(this is a poem because I say it is. I don’t know why I wrote it, so don’t ask. In fact, don’t read it.)
Obituary
TSINGWALLER
HAROLD EVELYN “Jack” of MontMichel, Texas was born on a batting-filled mattress covered by a white, unstarched, 100% cotton percale sheet, from the womb of his mother, the former Jessica T. Southington, of Bryson, on the 17th of September, 1931.
He died of complications: too much beer, too much fear, and a genetic code born of innumerable impregnations of various women over the last several millennia.
He graduated from West Stovall High School in 1948. He is survived by everyone alive today. He was a member of the Siddartha Baptist Church, the Downtown Club of the MontMichel National Bank, and was the last active member of the Texas Communist Party. He worked briefly in the early 1960s as a file clerk in the offices of Sturm and Drang, an accounting firm, before entering oblivion through the doors of obscurity. He had several dogs and was known to have enjoyed medieval erotic literature in his later years.
At the time of his death on Friday night, “Jack” was folding the morning papers into a plastic bag to be deposited in the trash. A pain tore through the left side of his chest, and simultaneously, his left arm and neck. He dropped the bag and it and the papers were falling to the floor as the wall of his left ventricle burst open. His adrenal gland poured into the synaptical canals of his brain and he lost consciousness with the white vision of a wastebasket reflecting the buckle on his sixth grade teacher’s shoe, filling and defining his last moments of being.

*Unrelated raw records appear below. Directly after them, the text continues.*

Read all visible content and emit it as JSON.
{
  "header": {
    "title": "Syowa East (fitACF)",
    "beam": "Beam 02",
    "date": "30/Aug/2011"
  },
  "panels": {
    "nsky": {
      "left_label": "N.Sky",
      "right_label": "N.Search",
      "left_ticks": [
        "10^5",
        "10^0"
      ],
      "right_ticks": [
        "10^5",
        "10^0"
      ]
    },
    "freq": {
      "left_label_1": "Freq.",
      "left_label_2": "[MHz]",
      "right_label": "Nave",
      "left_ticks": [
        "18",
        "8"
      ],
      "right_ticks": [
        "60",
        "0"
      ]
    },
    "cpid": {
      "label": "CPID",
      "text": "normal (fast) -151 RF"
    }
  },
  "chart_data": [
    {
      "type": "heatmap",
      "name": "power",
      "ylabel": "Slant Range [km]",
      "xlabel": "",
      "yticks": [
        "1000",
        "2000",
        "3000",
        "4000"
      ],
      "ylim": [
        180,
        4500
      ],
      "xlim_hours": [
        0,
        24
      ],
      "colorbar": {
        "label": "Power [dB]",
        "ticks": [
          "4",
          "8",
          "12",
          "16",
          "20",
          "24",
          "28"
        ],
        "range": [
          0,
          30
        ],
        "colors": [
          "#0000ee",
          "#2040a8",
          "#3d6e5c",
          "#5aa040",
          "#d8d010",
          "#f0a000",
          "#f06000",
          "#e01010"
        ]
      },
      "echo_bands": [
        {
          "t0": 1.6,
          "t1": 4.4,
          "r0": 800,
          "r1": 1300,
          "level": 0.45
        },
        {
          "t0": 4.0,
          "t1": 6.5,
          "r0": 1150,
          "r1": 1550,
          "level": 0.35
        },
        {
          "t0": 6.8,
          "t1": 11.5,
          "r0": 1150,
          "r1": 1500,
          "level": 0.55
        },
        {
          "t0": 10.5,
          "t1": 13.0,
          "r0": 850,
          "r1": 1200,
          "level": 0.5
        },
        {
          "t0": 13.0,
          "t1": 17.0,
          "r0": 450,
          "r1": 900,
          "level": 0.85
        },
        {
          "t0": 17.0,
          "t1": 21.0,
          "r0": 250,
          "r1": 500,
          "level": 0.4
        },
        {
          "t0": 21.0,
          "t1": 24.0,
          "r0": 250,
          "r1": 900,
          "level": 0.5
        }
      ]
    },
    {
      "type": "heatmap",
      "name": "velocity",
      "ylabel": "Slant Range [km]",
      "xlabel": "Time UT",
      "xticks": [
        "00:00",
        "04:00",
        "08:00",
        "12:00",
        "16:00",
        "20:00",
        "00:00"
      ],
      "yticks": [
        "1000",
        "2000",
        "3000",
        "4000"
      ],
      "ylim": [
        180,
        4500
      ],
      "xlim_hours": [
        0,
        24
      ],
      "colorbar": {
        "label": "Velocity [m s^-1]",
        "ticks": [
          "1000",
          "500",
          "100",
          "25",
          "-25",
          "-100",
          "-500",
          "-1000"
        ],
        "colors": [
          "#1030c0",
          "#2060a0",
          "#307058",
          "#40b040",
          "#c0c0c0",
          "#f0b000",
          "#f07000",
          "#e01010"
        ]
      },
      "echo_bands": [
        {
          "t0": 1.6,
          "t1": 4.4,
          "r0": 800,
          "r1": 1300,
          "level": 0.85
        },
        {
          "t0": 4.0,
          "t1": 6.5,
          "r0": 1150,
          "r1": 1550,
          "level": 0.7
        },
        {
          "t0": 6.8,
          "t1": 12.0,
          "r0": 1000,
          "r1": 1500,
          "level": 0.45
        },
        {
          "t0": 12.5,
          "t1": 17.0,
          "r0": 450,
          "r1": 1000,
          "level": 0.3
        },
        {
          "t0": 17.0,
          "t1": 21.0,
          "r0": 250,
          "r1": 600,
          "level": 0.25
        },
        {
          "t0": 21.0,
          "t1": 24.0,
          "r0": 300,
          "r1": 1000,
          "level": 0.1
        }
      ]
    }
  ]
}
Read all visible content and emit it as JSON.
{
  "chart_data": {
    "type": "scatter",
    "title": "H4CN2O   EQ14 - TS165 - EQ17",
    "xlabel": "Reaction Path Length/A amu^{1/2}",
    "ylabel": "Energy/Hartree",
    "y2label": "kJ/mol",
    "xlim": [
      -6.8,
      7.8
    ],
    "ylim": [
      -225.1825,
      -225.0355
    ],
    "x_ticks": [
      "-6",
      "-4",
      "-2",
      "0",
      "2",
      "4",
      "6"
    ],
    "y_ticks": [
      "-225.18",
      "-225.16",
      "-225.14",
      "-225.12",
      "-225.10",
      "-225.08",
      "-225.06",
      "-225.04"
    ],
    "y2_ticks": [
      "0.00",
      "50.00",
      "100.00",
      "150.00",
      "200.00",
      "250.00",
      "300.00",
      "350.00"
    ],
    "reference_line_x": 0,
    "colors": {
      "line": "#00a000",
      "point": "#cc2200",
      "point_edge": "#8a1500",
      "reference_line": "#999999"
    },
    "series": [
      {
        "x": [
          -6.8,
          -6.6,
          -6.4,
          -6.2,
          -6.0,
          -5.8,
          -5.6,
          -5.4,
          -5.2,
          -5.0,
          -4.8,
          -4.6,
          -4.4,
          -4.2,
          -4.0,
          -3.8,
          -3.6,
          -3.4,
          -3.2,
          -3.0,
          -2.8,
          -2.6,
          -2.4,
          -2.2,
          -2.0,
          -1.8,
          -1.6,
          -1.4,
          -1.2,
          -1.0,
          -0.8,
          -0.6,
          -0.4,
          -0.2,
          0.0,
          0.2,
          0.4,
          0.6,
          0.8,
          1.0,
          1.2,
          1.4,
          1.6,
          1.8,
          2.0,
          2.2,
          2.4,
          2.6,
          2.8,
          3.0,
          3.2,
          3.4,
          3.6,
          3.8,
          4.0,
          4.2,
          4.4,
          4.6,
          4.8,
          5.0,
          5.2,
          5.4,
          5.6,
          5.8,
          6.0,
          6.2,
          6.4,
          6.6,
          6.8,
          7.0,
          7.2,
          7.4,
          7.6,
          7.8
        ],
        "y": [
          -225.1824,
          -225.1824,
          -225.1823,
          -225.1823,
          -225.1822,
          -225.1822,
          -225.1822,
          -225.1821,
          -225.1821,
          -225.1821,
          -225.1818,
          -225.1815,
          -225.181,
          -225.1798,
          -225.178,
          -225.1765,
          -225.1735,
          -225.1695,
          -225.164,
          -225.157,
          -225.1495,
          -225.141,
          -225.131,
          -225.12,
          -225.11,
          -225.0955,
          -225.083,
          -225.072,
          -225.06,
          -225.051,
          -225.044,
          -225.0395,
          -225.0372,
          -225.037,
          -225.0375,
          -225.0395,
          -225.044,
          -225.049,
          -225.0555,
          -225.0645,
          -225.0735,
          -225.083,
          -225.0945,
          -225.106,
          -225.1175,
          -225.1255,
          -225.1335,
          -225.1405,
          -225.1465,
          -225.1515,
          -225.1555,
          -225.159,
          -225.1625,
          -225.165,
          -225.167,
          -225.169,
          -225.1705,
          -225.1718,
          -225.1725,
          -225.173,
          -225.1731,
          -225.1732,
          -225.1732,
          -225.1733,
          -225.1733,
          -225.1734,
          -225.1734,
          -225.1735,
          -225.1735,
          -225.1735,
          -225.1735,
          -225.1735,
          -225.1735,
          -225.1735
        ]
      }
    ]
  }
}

He wanders now in the Elysian Fields just outside the perceptible dimensions that encompass Farm to Market Road #834 south of MontMichel, near the old gin.
A memorial service will be held in the chapel of Ramsbottom and Sons Funeral Home on Wednesday at 1:00. In lieu of flowers, few other things in life really matter.
David B.Weber, 2007
I did not read this wonderful piece. After you did not mention medieval erotic literature, I did not wonder whether the the shoe, in turn, reflected the view up the sixth grade teacher’s legs. From womb to wastebasket. Ashes and dust.